Holland is currently considering joining Germany, France and Finland in refusing to agree to Denmark’s demands that all applications for travel be sent to Copenhagen for review. That would leave potential travellers in New Zealand, Suriname and Trinidad and Tobago with no way of seeking a Danish visa without travelling abroad, and bring the number of countries whose citizens are effectively banned from coming to Denmark to 30.
Last year the Immigration Ministry under Søren Pind (Venstre) changed the law that created co-operative agreements with other Schengen countries allowing those countries to process visa applications for Denmark under a common set of rules. The new law demanded that all visa applications be sent to Denmark.
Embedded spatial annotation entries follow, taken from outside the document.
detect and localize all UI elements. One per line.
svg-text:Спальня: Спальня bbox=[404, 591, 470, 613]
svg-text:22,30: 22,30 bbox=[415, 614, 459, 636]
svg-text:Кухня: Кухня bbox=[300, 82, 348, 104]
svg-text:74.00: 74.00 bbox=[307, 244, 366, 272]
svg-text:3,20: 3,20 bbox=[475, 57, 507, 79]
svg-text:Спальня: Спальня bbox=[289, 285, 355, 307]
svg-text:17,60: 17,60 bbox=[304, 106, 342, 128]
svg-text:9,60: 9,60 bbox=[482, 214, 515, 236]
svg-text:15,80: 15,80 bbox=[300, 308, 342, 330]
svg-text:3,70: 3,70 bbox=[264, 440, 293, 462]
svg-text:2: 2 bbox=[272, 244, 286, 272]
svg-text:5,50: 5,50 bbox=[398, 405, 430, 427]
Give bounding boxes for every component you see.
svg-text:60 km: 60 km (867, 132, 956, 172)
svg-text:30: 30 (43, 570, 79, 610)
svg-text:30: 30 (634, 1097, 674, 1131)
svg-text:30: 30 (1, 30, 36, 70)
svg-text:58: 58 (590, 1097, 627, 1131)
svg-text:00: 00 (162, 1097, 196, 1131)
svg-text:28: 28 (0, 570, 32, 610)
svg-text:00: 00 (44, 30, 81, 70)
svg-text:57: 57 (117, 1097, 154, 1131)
When Germany and Finland refused to comply, the former VK government cancelled their consular agreements, ending Denmark’s consular representations in 15 countries.
France also objected and chose to dissolve its agreement effective January 1. That cancellation ended Denmark’s representation in 12 additional countries.
The Foreign Ministry has been expressing concern for months about the effects that the visa restrictions have had on tourism and commerce in Denmark.